Gebt den Menschen ihre Würde zurück!
Ob ich nun das T-Shirt bei Kik gekauft habe oder in einem der teureren Textilgeschäfte: Ziemlich oft steht auf dem Etikett "Made in China" oder "Made in Taiwan" oder "Made in Bangladesch". Was ich später an meinem Körper trage, ist vorher durch die Hände einer jungen Frau oder eines Kindes in einem der asiatischen Billig-Lohn-Länder gegangen. Durch die Hände einer Frau, die am Arbeitsplatz zusammenbricht, weil sie sich von dem Hungerlohn, den sie bekommt, nicht ausreichend ernähren kann. Durch die Hände eines Kindes, das keine Schule sieht, weil alle in der Familie mithelfen müssen, um zu überleben. Durch die Hände eines Menschen, der ums Leben gekommen ist, weil das Fabrikgebäude, Jahr für Jahr ohne Genehmigung aufgestockt und mit schwersten Maschinen bestückt, über ihm eingestürzt ist.
"Warum lasst Ihr zu, dass Menschen unter unmenschlichen Umständen für Euch arbeiten?" werden die Firmen gefragt, die solche T-Shirts oder Jeans oder Blusen verkaufen. Und die beteuern, alles Mögliche zu tun, um Kinderarbeit zu vermeiden und für angemessene Löhne zu sorgen. Aber im konkreten Fall wissen sie von nichts. Und die Verantwortlichen zucken mit den Schultern, weil das System sehr kompliziert ist: da gibt es Zwischenhändler und Großhändler und Aufkäufer. Am Ende weiß keiner mehr genau, wo und unter welchen Bedingungen hergestellt wurde, was auf ihrem Ladentisch liegt.
Ich stelle mir vor, was geschieht, wenn der Kunde wirklich König ist und souverän alle Kleidungsstücke und Textilien wieder ins Regal zurück legt, auf deren Etikett "Made in Bangladesch" steht. Und den Textilkonzernen sagt: Wir kaufen eure Produkte erst dann wieder, wenn sich die Arbeitsbedingungen in Asien verbessert haben: Wenn die Menschen mehr verdienen als einen Hungerlohn. Gegenwärtig liegt der Lohnanteil am Endpreis bei schäbigen drei Prozent. Wenn die Arbeitszeiten stimmen und die Menschen jemanden haben, der ihre Interessen vertritt.

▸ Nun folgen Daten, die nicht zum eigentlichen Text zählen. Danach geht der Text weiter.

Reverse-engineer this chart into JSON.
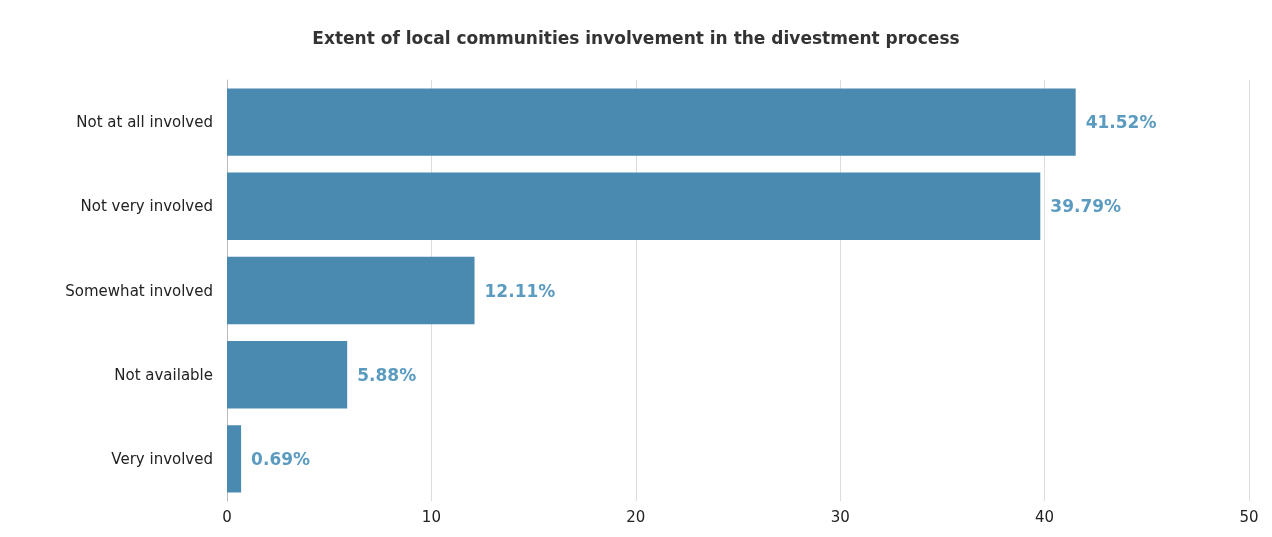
{
  "chart_data": {
    "type": "bar",
    "orientation": "horizontal",
    "title": "Extent of local communities involvement in the divestment process",
    "categories": [
      "Not at all involved",
      "Not very involved",
      "Somewhat involved",
      "Not available",
      "Very involved"
    ],
    "values": [
      41.52,
      39.79,
      12.11,
      5.88,
      0.69
    ],
    "value_labels": [
      "41.52%",
      "39.79%",
      "12.11%",
      "5.88%",
      "0.69%"
    ],
    "color": "#4a89b0",
    "xlim": [
      0,
      50
    ],
    "xticks": [
      0,
      10,
      20,
      30,
      40,
      50
    ],
    "grid": "x"
  }
}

Niemand will, dass die Produzenten dann weiterziehen in ein anderes Niedrig-Lohn-Land und die geschlagenen Menschen auch noch arbeitslos machen. Also werde ich für das T-Shirt oder die Hose oder die Bluse einen angemessenen Preis bezahlen müssen. Ich möchte jedenfalls kein Kleidungsstück am Körper tragen, bei dessen Herstellung Menschen gelitten haben. Die Näherinnen und die Kinder am Förderband leben in einem fernen Land. Aber Nächstenliebe ist kein geographischer Begriff. Nächstenliebe gilt auch denen in der Ferne. Solange deren Menschenwürde mit Füßen getreten wird, dürfen wir nicht zur Tagesordnung übergehen.